The other parameters are fixed in the middle of their respective ranges, which in this example is 0.5 for all of them.
# this could alternately be done with `ax.plot.contour.plot_contour`
render(ax_client.get_contour_plot(param_x="x1", param_y="x2", metric_name='hartmann6'))
[INFO 03-10 14:00:42] ax.service.ax_client: Retrieving contour plot with parameter 'x1' on X-axis and 'x2' on Y-axis, for metric 'hartmann6'. Remaining parameters are affixed to the middle of their range.
The plot below allows toggling between different pairs of parameters to view the contours.
model = ax_client.generation_strategy.model
render(interact_contour(model=model, metric_name='hartmann6'))
This plot illustrates the tradeoffs achievable for 2 different metrics. The plot takes the x-axis metric as input (usually the objective) and allows toggling among all other metrics for the y-axis.

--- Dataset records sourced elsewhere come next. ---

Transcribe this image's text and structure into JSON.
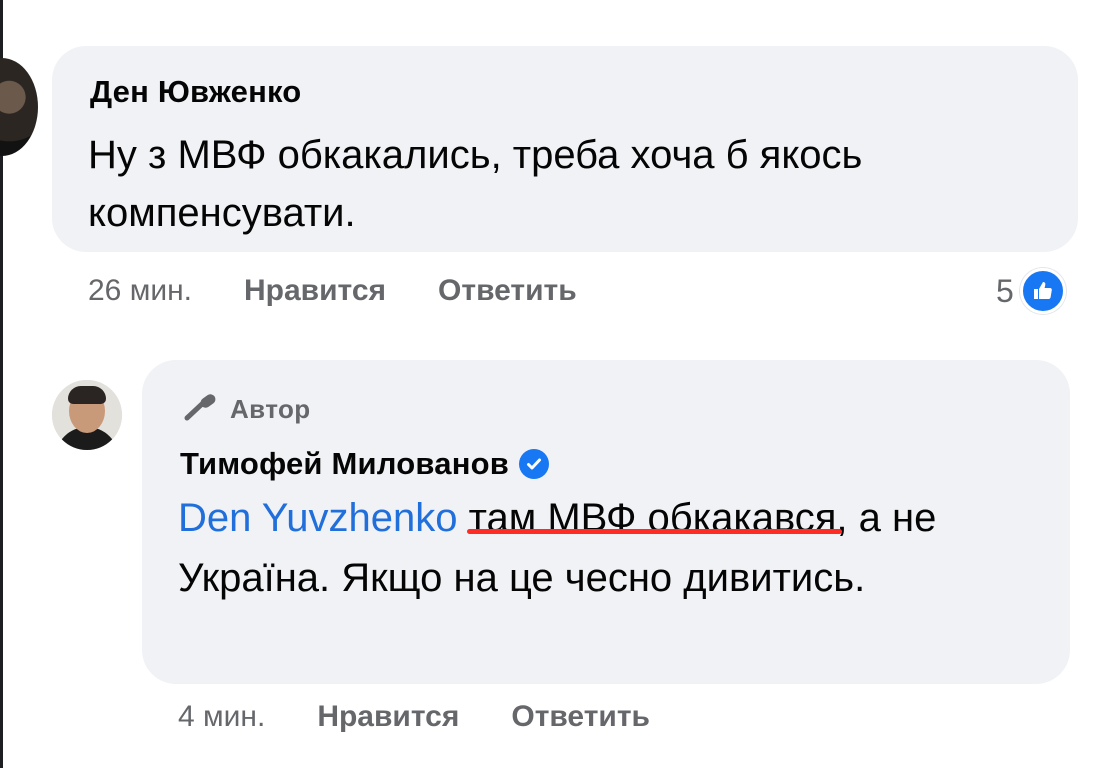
{
  "comments": [
    {
      "author": "Ден Ювженко",
      "text": "Ну з МВФ обкакались, треба хоча б якось компенсувати.",
      "time": "26 мин.",
      "like_label": "Нравится",
      "reply_label": "Ответить",
      "reaction_count": "5",
      "reaction_icon": "like-icon"
    },
    {
      "badge_icon": "microphone-icon",
      "badge_label": "Автор",
      "author": "Тимофей Милованов",
      "verified_icon": "verified-badge-icon",
      "mention": "Den Yuvzhenko",
      "text_highlighted": "там МВФ обкакався,",
      "text_rest_line1": " а",
      "text_rest": "не Україна. Якщо на це чесно дивитись.",
      "time": "4 мин.",
      "like_label": "Нравится",
      "reply_label": "Ответить"
    }
  ],
  "colors": {
    "bubble": "#f0f2f5",
    "mention": "#216fdb",
    "underline": "#ff2b25",
    "meta": "#65676b",
    "like_blue": "#1877f2"
  }
}
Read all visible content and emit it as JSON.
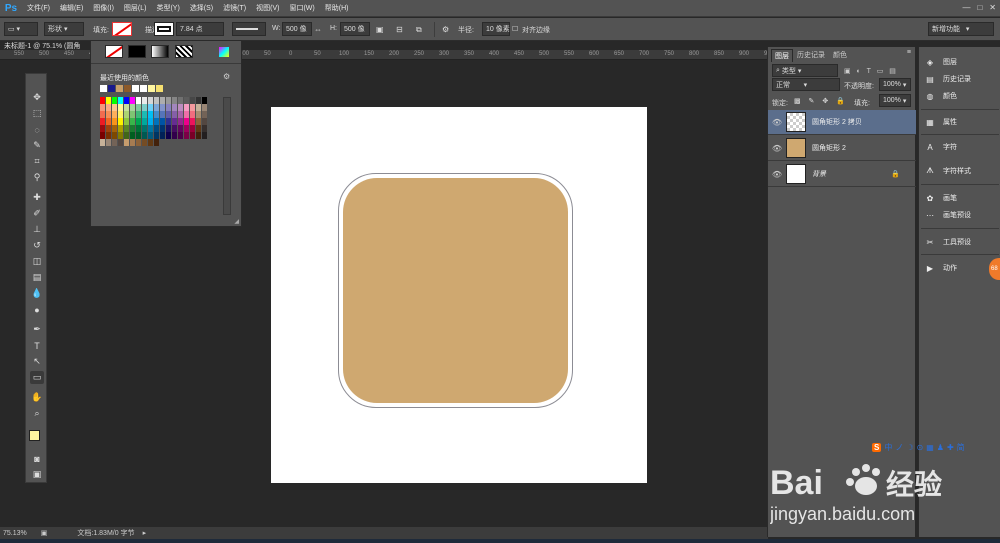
{
  "app": {
    "logo": "Ps"
  },
  "menu": [
    "文件(F)",
    "编辑(E)",
    "图像(I)",
    "图层(L)",
    "类型(Y)",
    "选择(S)",
    "滤镜(T)",
    "视图(V)",
    "窗口(W)",
    "帮助(H)"
  ],
  "window_controls": [
    "—",
    "□",
    "✕"
  ],
  "options": {
    "mode": "形状",
    "fill_label": "填充:",
    "stroke_label": "描边:",
    "stroke_width": "7.84 点",
    "w_label": "W:",
    "w_value": "500 像",
    "h_label": "H:",
    "h_value": "500 像",
    "radius_label": "半径:",
    "radius_value": "10 像素",
    "align_edges": "对齐边缘",
    "workspace": "新增功能"
  },
  "document": {
    "tab": "未标题-1 @ 75.1% (圆角"
  },
  "ruler_ticks": [
    "550",
    "500",
    "450",
    "400",
    "350",
    "300",
    "250",
    "200",
    "150",
    "100",
    "50",
    "0",
    "50",
    "100",
    "150",
    "200",
    "250",
    "300",
    "350",
    "400",
    "450",
    "500",
    "550",
    "600",
    "650",
    "700",
    "750",
    "800",
    "850",
    "900",
    "950",
    "1000"
  ],
  "fill_popup": {
    "recent_label": "最近使用的颜色",
    "recent_colors": [
      "#ffffff",
      "#1a1a8c",
      "#c8a06a",
      "#8c5a2a",
      "#ffffff",
      "#ffffff",
      "#fff6a0",
      "#f6e070"
    ],
    "palette": [
      [
        "#ff0000",
        "#ffff00",
        "#00ff00",
        "#00ffff",
        "#0000ff",
        "#ff00ff",
        "#ffffff",
        "#ebebeb",
        "#d6d6d6",
        "#c2c2c2",
        "#adadad",
        "#999999",
        "#858585",
        "#707070",
        "#5c5c5c",
        "#474747",
        "#333333",
        "#000000"
      ],
      [
        "#f7977a",
        "#fbad82",
        "#fdc68c",
        "#fff799",
        "#c6df9c",
        "#a4d49d",
        "#81ca9d",
        "#7bcdc8",
        "#6ccff7",
        "#7ca6d8",
        "#8293ca",
        "#8881be",
        "#a286bd",
        "#bc8cbf",
        "#f49bc1",
        "#f5999d",
        "#c7b299",
        "#998675"
      ],
      [
        "#f26c4f",
        "#f68e56",
        "#fbaf5c",
        "#fff467",
        "#acd372",
        "#7dc473",
        "#3cb878",
        "#1cbbb4",
        "#00bff3",
        "#438cca",
        "#5574b9",
        "#605ca8",
        "#855fa8",
        "#a763a9",
        "#ef6ea8",
        "#f16d7e",
        "#a88d70",
        "#736357"
      ],
      [
        "#ed1c24",
        "#f26522",
        "#f7941d",
        "#fff200",
        "#8dc63f",
        "#39b54a",
        "#00a651",
        "#00a99d",
        "#00aeef",
        "#0072bc",
        "#0054a5",
        "#2e3192",
        "#662d91",
        "#92278f",
        "#ec008c",
        "#ed145b",
        "#8c6239",
        "#534741"
      ],
      [
        "#9e0b0f",
        "#a0410d",
        "#a36209",
        "#aba000",
        "#598527",
        "#1a7b30",
        "#007236",
        "#00746b",
        "#0076a4",
        "#004a80",
        "#003370",
        "#1d1363",
        "#450e61",
        "#62055f",
        "#9e005d",
        "#9d0039",
        "#603813",
        "#362f2d"
      ],
      [
        "#790000",
        "#7b2e00",
        "#7d4900",
        "#827b00",
        "#406618",
        "#005e20",
        "#005826",
        "#005952",
        "#005b7f",
        "#003663",
        "#002157",
        "#0d004c",
        "#32004b",
        "#4b0049",
        "#7b0046",
        "#7a0026",
        "#42210b",
        "#231f20"
      ],
      [
        "#c7b299",
        "#998675",
        "#736357",
        "#534741",
        "#c69c6d",
        "#a67c52",
        "#8c6239",
        "#754c24",
        "#603813",
        "#42210b"
      ]
    ]
  },
  "layers_panel": {
    "tabs": [
      "图层",
      "历史记录",
      "颜色"
    ],
    "kind": "类型",
    "blend_mode": "正常",
    "opacity_label": "不透明度:",
    "opacity_value": "100%",
    "lock_label": "锁定:",
    "fill_label": "填充:",
    "fill_value": "100%",
    "layers": [
      {
        "name": "圆角矩形 2 拷贝",
        "selected": true
      },
      {
        "name": "圆角矩形 2",
        "selected": false
      },
      {
        "name": "背景",
        "selected": false
      }
    ]
  },
  "right_dock": [
    "图层",
    "历史记录",
    "颜色",
    "属性",
    "字符",
    "字符样式",
    "画笔",
    "画笔预设",
    "工具预设",
    "动作"
  ],
  "status": {
    "zoom": "75.13%",
    "doc": "文档:1.83M/0 字节"
  },
  "shape": {
    "fill_color": "#cfa870",
    "stroke_color": "#8c8c94"
  },
  "ime": {
    "items": [
      "S",
      "中",
      "ノ",
      "☽",
      "⊙",
      "▦",
      "♟",
      "✚",
      "简"
    ]
  },
  "watermark": {
    "brand": "Bai",
    "brand2": "经验",
    "url": "jingyan.baidu.com"
  },
  "badge": "68"
}
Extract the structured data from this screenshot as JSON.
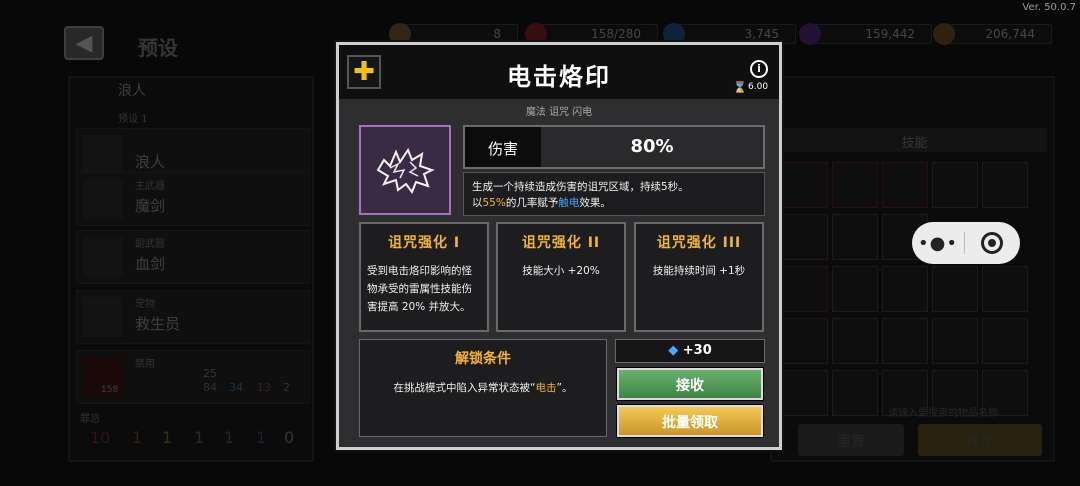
{
  "app": {
    "version": "Ver. 50.0.7"
  },
  "background": {
    "title": "预设",
    "resources": [
      {
        "name": "scroll",
        "value": "8",
        "icon": "scroll-icon",
        "color": "#b08a5a"
      },
      {
        "name": "stamina",
        "value": "158/280",
        "icon": "no-entry-icon",
        "color": "#c92b2b"
      },
      {
        "name": "gems",
        "value": "3,745",
        "icon": "gem-icon",
        "color": "#3c8ce6"
      },
      {
        "name": "purple-crystal",
        "value": "159,442",
        "icon": "crystal-icon",
        "color": "#8a3cc8"
      },
      {
        "name": "gold",
        "value": "206,744",
        "icon": "coin-icon",
        "color": "#b07a3a"
      }
    ],
    "left_panel": {
      "character": "浪人",
      "preset": "预设 1",
      "items": [
        {
          "sub": "",
          "main": "浪人"
        },
        {
          "sub": "主武器",
          "main": "魔剑"
        },
        {
          "sub": "副武器",
          "main": "血剑"
        },
        {
          "sub": "宠物",
          "main": "救生员"
        },
        {
          "sub": "禁用",
          "main": ""
        }
      ],
      "stats": {
        "count": "25",
        "a": "84",
        "b": "34",
        "c": "13",
        "d": "2",
        "left": "158"
      },
      "tier_label": "罪恶",
      "tier_values": [
        "10",
        "1",
        "1",
        "1",
        "1",
        "1",
        "0"
      ]
    },
    "right_panel": {
      "header": "技能",
      "search_placeholder": "请输入要搜索的物品名称",
      "reset_label": "重置",
      "save_label": "保存"
    }
  },
  "modal": {
    "title": "电击烙印",
    "cooldown": "6.00",
    "tags": "魔法  诅咒  闪电",
    "damage_label": "伤害",
    "damage_value": "80%",
    "desc_line1": "生成一个持续造成伤害的诅咒区域，持续5秒。",
    "desc_line2_prefix": "以",
    "desc_line2_pct": "55%",
    "desc_line2_mid": "的几率赋予",
    "desc_line2_effect": "触电",
    "desc_line2_suffix": "效果。",
    "enhancements": [
      {
        "title": "诅咒强化 I",
        "desc": "受到电击烙印影响的怪物承受的雷属性技能伤害提高 20% 并放大。"
      },
      {
        "title": "诅咒强化 II",
        "desc": "技能大小 +20%"
      },
      {
        "title": "诅咒强化 III",
        "desc": "技能持续时间 +1秒"
      }
    ],
    "unlock": {
      "title": "解锁条件",
      "desc_prefix": "在挑战模式中陷入异常状态被“",
      "desc_highlight": "电击",
      "desc_suffix": "”。"
    },
    "reward": "+30",
    "accept_label": "接收",
    "batch_label": "批量领取",
    "colors": {
      "accent": "#f2b33a",
      "highlight_blue": "#4aa3ff",
      "accept": "#4f9a55",
      "batch": "#e0ae3c",
      "icon_border": "#a673c0"
    }
  }
}
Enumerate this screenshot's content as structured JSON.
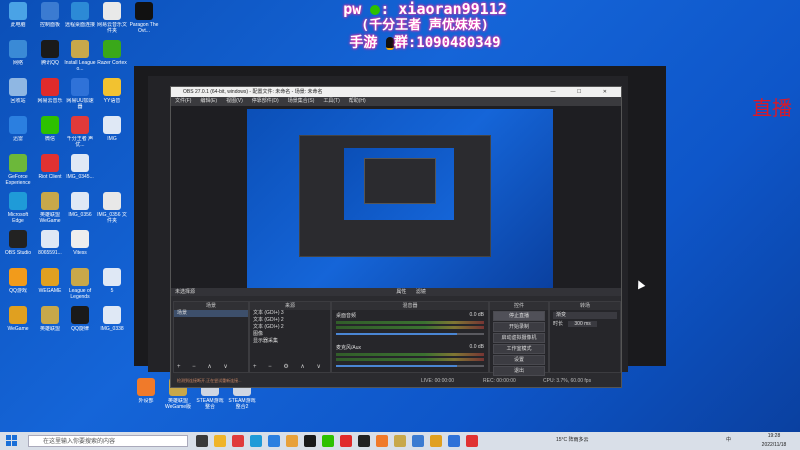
{
  "overlay": {
    "line1_prefix": "pw",
    "line1_text": ": xiaoran99112",
    "line2": "(千分王者 声优妹妹)",
    "line3_prefix": "手游",
    "line3_text": "群:1090480349"
  },
  "live_badge": "直播",
  "desktop_icons": [
    {
      "label": "此电脑",
      "color": "#4aa3e6"
    },
    {
      "label": "控制面板",
      "color": "#3b7bd1"
    },
    {
      "label": "远程桌面连接",
      "color": "#2c8ad6"
    },
    {
      "label": "网易云音乐文件夹",
      "color": "#e9e9e9"
    },
    {
      "label": "Paragon The Ovt...",
      "color": "#111111"
    },
    {
      "label": "网络",
      "color": "#3a8ad6"
    },
    {
      "label": "腾讯QQ",
      "color": "#1a1a1a"
    },
    {
      "label": "Install League o...",
      "color": "#c8a84a"
    },
    {
      "label": "Razer Cortex",
      "color": "#3aa81a"
    },
    {
      "label": "回收站",
      "color": "#8fb7e3"
    },
    {
      "label": "网易云音乐",
      "color": "#e02b2b"
    },
    {
      "label": "网易UU加速器",
      "color": "#2f72d8"
    },
    {
      "label": "YY语音",
      "color": "#f2c230"
    },
    {
      "label": "迅雷",
      "color": "#2b7fe0"
    },
    {
      "label": "微信",
      "color": "#2dc100"
    },
    {
      "label": "千分王者 声优...",
      "color": "#e03a3a"
    },
    {
      "label": "IMG",
      "color": "#dfe8f5"
    },
    {
      "label": "GeForce Experience",
      "color": "#6cb83a"
    },
    {
      "label": "Riot Client",
      "color": "#e03232"
    },
    {
      "label": "IMG_0345...",
      "color": "#dfe8f5"
    },
    {
      "label": "Microsoft Edge",
      "color": "#1f9bd8"
    },
    {
      "label": "英雄联盟WeGame",
      "color": "#c8a84a"
    },
    {
      "label": "IMG_0356",
      "color": "#dfe8f5"
    },
    {
      "label": "IMG_0356 文件夹",
      "color": "#e8e8e8"
    },
    {
      "label": "OBS Studio",
      "color": "#222222"
    },
    {
      "label": "8065591...",
      "color": "#dfe8f5"
    },
    {
      "label": "Vitess",
      "color": "#eeeeee"
    },
    {
      "label": "QQ游戏",
      "color": "#f29b1b"
    },
    {
      "label": "WEGAME",
      "color": "#e0a020"
    },
    {
      "label": "League of Legends",
      "color": "#c8a84a"
    },
    {
      "label": "5",
      "color": "#dfe8f5"
    },
    {
      "label": "WeGame",
      "color": "#e0a020"
    },
    {
      "label": "英雄联盟",
      "color": "#c8a84a"
    },
    {
      "label": "QQ旋律",
      "color": "#1a1a1a"
    },
    {
      "label": "IMG_0338",
      "color": "#dfe8f5"
    },
    {
      "label": "外设部",
      "color": "#f07a2a"
    },
    {
      "label": "英雄联盟WeGame版",
      "color": "#c8a84a"
    },
    {
      "label": "STEAM游戏整合",
      "color": "#cfd6e2"
    },
    {
      "label": "STEAM游戏整合2",
      "color": "#cfd6e2"
    }
  ],
  "obs": {
    "title": "OBS 27.0.1 (64-bit, windows) - 配置文件: 未命名 - 场景: 未命名",
    "window_controls": "— ☐ ✕",
    "menu": [
      "文件(F)",
      "编辑(E)",
      "视图(V)",
      "停靠部件(D)",
      "场景集合(S)",
      "工具(T)",
      "帮助(H)"
    ],
    "dock_title": "未选择源",
    "dock_tabs": [
      "属性",
      "滤镜"
    ],
    "panels": {
      "scenes": {
        "header": "场景",
        "items": [
          "场景"
        ]
      },
      "sources": {
        "header": "来源",
        "items": [
          "文本 (GDI+) 3",
          "文本 (GDI+) 2",
          "文本 (GDI+) 2",
          "图像",
          "显示器采集"
        ]
      },
      "mixer": {
        "header": "混音器",
        "tracks": [
          {
            "name": "桌面音频",
            "db": "0.0 dB"
          },
          {
            "name": "麦克风/Aux",
            "db": "0.0 dB"
          }
        ]
      },
      "transitions": {
        "header": "转场",
        "type": "渐变",
        "duration_label": "时长",
        "duration": "300 ms"
      },
      "controls": {
        "header": "控件",
        "buttons": [
          "停止直播",
          "开始录制",
          "启动虚拟摄像机",
          "工作室模式",
          "设置",
          "退出"
        ]
      }
    },
    "status": {
      "live": "LIVE: 00:00:00",
      "rec": "REC: 00:00:00",
      "cpu": "CPU: 3.7%, 60.00 fps",
      "warning": "检测到连接断开,正在尝试重新连接..."
    }
  },
  "taskbar": {
    "search_placeholder": "在这里输入你要搜索的内容",
    "weather": "15°C 阵雨多云",
    "time": "19:28",
    "date": "2022/11/18",
    "lang": "中"
  }
}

This is useful to get a sense of the pareto frontier (i.e. what is the best objective value achievable for different bounds on the constraint)
render(plot_objective_vs_constraints(model, 'hartmann6', rel=False))
CV plots are useful to check how well the model predictions calibrate against the actual measurements. If all points are close to the dashed line, then the model is a good predictor of the real data.
cv_results = cross_validate(model)
render(interact_cross_validation(cv_results))
Slice plots show the metric outcome as a function of one parameter while fixing the others. They serve a similar function as contour plots.
render(plot_slice(model, "x2", "hartmann6"))
Tile plots are useful for viewing the effect of each arm.
render(interact_fitted(model, rel=False))
Total runtime of script: 8 minutes, 14.27 seconds.